Cerita ini bermula ketika aku berkunjung ke Baker Street di saat aku sedang bebas tugas karena memang jadwal praktikku sudah selesai beberapa jam yang lalu. Seperti biasa, aku dikejutkan dengan tingkah laku Holmes yang memang agak unik, kali ini ia sedang membaca sebuah buku dengan gaya yang benar-benar tidak masuk akal, kepala di bawah, kaki di atas.

“Oh temanku Watson, sudah kuduga kau akan datang hari ini,” ia menyapaku sambil memperbaiki posisi bacanya ke posisi yang normal.

“Darimana kau tahu?” Aku tahu pertanyaanku ini konyol, maka aku langsung bertanya lagi sebelum ia menjawab, “omong-omong, buku apa yang kau baca itu?”

Sambil berdehem ia menjawab, “akan kuceritakan Watson, sebuah kasus unik yang melibatkan alat pembunuh yang juga unik, alat pembuka amplop!”

Aku pun kebingungan, karena aku memang belum tahu seperti apa alat pembuka amplop tersebut. Belum sempat aku berbicara, dia langsung menyela dengan mengambil laptop-nya dan langsung googling dengan kata kunci “Alat Pembuka Amplop”.

“Alat ini yang kumaksud, temanku, bukankah cukup mengerikan untuk dipakai menikam seseorang yang kau benci setengah mati?” Ia menunjukkan sebuah gambar.



Aku pun menggeleng, “baru tahu aku, ayo ceritakan selengkapnya Holmes, jangan membuat penasaran!”

“Baiklah dokter, seperti biasa kau memang selalu tak sabaran. Kita mulai dahulu dengan siapa-siapa yang terlibat di dalam kasus ini. Pertama, Luana Awanti, ia seorang...” belum selesai ia bicara, aku keburu menyela, “tunggu Holmes, nama apa itu Luana? Terdengar asing untuk nama seorang Inggris.”

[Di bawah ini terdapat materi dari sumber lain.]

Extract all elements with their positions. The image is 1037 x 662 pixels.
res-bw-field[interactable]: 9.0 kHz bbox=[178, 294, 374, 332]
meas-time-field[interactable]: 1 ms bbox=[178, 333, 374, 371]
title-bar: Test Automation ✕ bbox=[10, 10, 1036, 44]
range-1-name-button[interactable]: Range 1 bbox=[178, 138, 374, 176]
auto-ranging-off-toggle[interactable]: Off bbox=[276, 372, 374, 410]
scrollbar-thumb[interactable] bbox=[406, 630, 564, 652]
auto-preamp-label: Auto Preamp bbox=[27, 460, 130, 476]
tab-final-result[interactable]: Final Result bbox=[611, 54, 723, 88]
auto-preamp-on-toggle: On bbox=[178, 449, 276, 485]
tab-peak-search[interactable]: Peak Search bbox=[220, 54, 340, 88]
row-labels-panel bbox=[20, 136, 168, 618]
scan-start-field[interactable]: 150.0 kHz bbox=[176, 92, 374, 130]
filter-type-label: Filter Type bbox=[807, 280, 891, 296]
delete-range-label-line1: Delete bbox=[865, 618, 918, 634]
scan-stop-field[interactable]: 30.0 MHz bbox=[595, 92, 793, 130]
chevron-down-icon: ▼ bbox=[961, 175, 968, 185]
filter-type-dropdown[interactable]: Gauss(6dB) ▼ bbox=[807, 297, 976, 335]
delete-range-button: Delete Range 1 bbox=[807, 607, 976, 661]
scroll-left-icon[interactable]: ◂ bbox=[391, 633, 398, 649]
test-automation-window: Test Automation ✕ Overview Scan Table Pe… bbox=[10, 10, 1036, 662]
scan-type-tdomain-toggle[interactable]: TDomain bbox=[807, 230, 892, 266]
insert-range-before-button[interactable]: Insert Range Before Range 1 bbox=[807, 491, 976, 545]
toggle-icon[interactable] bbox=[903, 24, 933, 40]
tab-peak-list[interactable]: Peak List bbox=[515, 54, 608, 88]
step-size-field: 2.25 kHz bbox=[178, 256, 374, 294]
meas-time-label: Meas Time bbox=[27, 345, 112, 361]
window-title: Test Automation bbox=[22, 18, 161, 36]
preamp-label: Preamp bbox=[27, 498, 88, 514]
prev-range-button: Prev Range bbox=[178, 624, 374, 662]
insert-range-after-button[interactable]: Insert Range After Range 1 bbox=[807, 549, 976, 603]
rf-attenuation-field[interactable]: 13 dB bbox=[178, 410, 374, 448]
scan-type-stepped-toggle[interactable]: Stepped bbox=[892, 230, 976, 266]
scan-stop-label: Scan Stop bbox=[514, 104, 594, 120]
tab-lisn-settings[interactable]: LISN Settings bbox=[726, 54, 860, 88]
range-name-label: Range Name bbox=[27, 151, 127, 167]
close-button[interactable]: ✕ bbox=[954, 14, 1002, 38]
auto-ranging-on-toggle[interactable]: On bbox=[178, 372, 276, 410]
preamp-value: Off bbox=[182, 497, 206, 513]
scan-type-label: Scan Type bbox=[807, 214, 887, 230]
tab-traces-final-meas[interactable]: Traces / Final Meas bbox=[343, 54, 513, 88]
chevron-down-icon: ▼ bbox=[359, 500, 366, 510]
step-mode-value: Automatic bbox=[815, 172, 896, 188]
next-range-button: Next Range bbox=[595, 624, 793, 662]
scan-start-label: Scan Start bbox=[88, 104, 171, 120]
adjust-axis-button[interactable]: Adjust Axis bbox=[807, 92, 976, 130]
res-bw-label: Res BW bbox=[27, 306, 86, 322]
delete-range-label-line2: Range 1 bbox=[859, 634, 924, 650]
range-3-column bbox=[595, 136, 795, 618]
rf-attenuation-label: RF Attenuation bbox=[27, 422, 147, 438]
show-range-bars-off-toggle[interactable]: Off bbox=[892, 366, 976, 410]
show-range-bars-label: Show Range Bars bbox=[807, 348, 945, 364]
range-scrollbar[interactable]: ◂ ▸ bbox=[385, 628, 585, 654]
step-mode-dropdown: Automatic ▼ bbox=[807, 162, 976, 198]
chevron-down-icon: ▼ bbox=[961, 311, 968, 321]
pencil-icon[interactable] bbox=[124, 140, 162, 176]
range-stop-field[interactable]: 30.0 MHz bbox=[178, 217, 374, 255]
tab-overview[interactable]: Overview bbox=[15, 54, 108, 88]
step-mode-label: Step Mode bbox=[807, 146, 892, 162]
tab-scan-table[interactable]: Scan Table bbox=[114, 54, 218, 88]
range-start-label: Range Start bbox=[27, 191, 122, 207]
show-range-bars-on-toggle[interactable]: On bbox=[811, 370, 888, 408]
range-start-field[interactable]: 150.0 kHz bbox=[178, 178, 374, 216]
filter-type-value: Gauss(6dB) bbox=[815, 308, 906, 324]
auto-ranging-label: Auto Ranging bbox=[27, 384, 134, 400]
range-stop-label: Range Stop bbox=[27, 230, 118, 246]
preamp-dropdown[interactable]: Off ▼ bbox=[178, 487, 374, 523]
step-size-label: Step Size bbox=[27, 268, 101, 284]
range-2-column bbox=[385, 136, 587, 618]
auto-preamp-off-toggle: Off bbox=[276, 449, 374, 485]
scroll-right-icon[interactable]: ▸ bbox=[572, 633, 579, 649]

“Kisah ini terjadi di Indonesia teman, tolong jangan banyak tanya dahulu.”

“Tapi kapan kau ke...” kali ini giliran dia yang menyelaku, “mau aku ceritakan tidak? Diamlah sejenak Watson!”

Aku pun terdiam dan mengangguk.

“Baiklah aku lanjutkan. Luana Awanti ini seorang gadis muda yang telah ditinggal ayahnya semenjak ia lahir. Hidup berdua dengan ibunya dalam keadaan miskin dan dengan sang ibu dalam kondisi yang sakit-sakitan, ia harus siap ketika sewaktu-waktu ibunya dipanggil oleh yang Maha Kuasa karena sakitnya yang semakin parah. Suatu hari, hal itu pun terjadi, ibunya meninggal dunia. Hanya satu hal yang ia wariskan kepada Luana, ia memberitahu Luana sebuah hal penting, hal yang sangat penting sebenarnya. Ibunya memberitahu bahwa sebenarnya ayah dari Luana masih hidup, dan ia adalah Prayogo Iksan, seorang jutawan yang mempunyai perusahaan sendiri. Seorang lelaki yang telah mempunyai seorang istri dan tiga orang anak yang hampir sebaya dengan Luana. Prayogo Iksan sendiri tidak mengetahui jika ibu Luana sedang mengandung ketika ia akhirnya lebih memilih istrinya daripada ibu dari Luana.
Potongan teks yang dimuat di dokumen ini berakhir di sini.